Bukti yang muncul, China sepakat dengan Amerika Serikat bahwa Korea Utara harus
dikenakan sanksi atas industri nuklirnya. Namun, China berupaya untuk merebut inisiatif dalam
menjatuhkan sanksi terhadap Korea Utara. China berusaha meminimalkan kemungkinan
serangan militer Amerika terhadap Korea Utara, dimana China enggan ikut terlibat dalam
kemungkinan tersebut.
Korea Utara cenderung membuat konsesi yang paling menguntungkan selama negosiasi
dengan Amerika Serikat. Misalnya, pemerintahan Bush yang menegosiasikan ketentuan
penghancuran reaktor nuklir Yongbyon pada Juli 2008. Pada saat yang sama Amerika Serikat
meningkatkan mitra diplomatik ke Korea Selatan pada saat hubungan China dengan Korea
Selatan menurun.
Hubungan ekonomi merupakan hal yang rumit antara China dan Dua Korea. Seiring
perkembangan kebangkitan ekonomi China, kedua Korea menyadari pertumbuhan ekonomi
mereka didasari dari ketergantungan ekonomi dari China. China adalah mitra dagang terbesar
Korea Utara, seperti dalam bidang energi dan bahan makanan. China bertujuan untuk menopang
Korea Utara melalui perdagangan dengan mengadopsi sistem ekonomi China. Begitu juga
dengan Korea Selatan, China merupakan mitra perdagangan terbesar melampaui Amerika Serikat
pada tahun 2004. Korea Selatan tampaknya akan menggunakan perjanjian perdagangan bebas
(FTA) sebagai sarana mengurangi efek potensi merugikan integrasi ekonomi dengan China.

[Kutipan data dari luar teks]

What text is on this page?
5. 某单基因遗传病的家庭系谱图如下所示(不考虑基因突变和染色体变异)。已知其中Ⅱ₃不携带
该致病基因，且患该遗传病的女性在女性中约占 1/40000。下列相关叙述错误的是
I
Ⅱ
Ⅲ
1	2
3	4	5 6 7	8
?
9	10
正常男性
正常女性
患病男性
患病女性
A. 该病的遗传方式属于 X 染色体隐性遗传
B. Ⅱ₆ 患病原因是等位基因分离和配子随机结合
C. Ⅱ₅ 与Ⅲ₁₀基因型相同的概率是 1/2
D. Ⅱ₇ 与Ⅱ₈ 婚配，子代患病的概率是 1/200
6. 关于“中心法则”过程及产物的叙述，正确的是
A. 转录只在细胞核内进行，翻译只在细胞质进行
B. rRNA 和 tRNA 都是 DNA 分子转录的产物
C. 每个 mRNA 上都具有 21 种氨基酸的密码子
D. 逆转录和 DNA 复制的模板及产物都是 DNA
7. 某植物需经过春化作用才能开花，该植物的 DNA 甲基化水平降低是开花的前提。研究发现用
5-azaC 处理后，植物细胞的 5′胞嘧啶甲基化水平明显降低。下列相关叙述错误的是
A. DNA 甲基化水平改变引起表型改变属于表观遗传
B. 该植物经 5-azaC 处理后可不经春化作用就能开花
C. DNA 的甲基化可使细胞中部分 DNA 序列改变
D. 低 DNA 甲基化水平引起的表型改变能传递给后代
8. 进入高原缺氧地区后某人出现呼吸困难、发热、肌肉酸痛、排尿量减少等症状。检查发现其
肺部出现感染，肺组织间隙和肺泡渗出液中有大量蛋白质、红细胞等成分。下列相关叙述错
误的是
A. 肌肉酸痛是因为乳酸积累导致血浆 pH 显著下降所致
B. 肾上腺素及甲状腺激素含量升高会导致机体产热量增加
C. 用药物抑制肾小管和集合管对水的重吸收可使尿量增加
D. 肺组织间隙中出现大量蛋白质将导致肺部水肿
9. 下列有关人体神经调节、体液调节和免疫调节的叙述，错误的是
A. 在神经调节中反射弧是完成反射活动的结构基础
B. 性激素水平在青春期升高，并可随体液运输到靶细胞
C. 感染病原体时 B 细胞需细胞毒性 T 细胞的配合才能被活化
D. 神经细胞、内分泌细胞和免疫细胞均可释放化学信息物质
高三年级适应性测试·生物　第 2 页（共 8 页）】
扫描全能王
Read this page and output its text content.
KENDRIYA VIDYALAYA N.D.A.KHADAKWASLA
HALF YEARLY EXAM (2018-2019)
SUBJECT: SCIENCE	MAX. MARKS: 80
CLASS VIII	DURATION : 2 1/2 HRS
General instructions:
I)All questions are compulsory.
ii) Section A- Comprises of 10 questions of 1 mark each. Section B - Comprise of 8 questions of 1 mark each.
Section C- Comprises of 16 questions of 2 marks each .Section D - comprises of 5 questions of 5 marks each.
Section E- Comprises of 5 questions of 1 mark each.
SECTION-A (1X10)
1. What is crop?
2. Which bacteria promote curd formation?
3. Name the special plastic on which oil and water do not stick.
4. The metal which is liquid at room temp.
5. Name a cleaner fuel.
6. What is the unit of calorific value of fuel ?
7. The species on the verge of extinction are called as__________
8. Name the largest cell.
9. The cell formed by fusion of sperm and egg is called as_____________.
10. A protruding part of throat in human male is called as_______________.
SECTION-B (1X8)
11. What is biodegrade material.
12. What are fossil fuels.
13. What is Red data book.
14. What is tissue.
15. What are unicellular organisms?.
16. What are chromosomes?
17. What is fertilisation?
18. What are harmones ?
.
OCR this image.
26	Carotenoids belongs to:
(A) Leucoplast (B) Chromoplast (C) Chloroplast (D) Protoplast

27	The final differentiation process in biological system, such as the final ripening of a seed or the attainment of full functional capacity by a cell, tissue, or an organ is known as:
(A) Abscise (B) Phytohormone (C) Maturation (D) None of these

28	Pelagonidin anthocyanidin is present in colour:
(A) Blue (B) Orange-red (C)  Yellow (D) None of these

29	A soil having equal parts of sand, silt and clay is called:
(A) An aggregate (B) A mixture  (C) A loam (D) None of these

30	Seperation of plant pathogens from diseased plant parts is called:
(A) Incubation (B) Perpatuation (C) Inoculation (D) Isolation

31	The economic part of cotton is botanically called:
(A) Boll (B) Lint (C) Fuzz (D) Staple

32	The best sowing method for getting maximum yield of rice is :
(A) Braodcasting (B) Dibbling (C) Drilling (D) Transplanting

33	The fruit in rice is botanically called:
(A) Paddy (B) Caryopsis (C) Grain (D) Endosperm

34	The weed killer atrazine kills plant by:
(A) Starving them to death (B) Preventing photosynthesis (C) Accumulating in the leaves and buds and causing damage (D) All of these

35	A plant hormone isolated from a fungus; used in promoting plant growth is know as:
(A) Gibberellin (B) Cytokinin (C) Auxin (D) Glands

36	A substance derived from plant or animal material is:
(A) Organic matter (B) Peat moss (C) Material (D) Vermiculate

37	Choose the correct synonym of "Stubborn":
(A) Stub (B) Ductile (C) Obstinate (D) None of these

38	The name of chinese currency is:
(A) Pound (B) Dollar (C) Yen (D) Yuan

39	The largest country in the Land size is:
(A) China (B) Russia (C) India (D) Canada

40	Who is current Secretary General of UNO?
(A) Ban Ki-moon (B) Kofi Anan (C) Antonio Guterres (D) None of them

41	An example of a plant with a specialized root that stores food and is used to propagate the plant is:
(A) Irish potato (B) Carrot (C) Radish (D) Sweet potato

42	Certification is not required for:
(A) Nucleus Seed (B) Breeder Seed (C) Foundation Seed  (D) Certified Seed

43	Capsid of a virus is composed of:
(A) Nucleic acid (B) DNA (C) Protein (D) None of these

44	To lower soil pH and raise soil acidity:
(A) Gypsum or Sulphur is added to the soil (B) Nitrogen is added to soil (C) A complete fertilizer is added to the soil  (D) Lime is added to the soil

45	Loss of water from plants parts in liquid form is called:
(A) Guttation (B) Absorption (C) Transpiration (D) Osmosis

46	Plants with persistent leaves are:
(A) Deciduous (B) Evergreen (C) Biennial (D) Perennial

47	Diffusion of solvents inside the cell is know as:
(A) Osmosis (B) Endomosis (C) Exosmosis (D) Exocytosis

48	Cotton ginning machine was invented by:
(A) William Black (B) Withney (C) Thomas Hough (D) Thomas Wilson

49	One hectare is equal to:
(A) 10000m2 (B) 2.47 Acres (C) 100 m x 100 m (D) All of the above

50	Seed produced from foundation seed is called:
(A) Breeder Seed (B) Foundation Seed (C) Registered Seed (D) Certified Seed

Konflik antara Korea Utara dengan Korea Selatan tidak hanya didasari oleh persaingan
industri pertahanan negara, namun juga didasari oleh persaingan hegemoni dua kekuatan besar
antara China dan Amerika Serikat, dimana terdapat beberapa kepentingan politik yang strategis
yang didapat dari kedua negara Korea tersebut. Konflik ini telah terjadi cukup lama, dan upayaupaya untuk mendamaikan telah diambil. Akan tetapi, kondisi objektif yang terjadi perjanjian
maupun deklarasi yang telah dilaksanakan tidak menunjukkan hasil yang positif dalam upaya
perdamaian kedua negara tersebut. Hal ini sangat beralasan dikarenakan kepentingan pihak asing
lebih dominan daripada kepentingan negara yang berkonflik.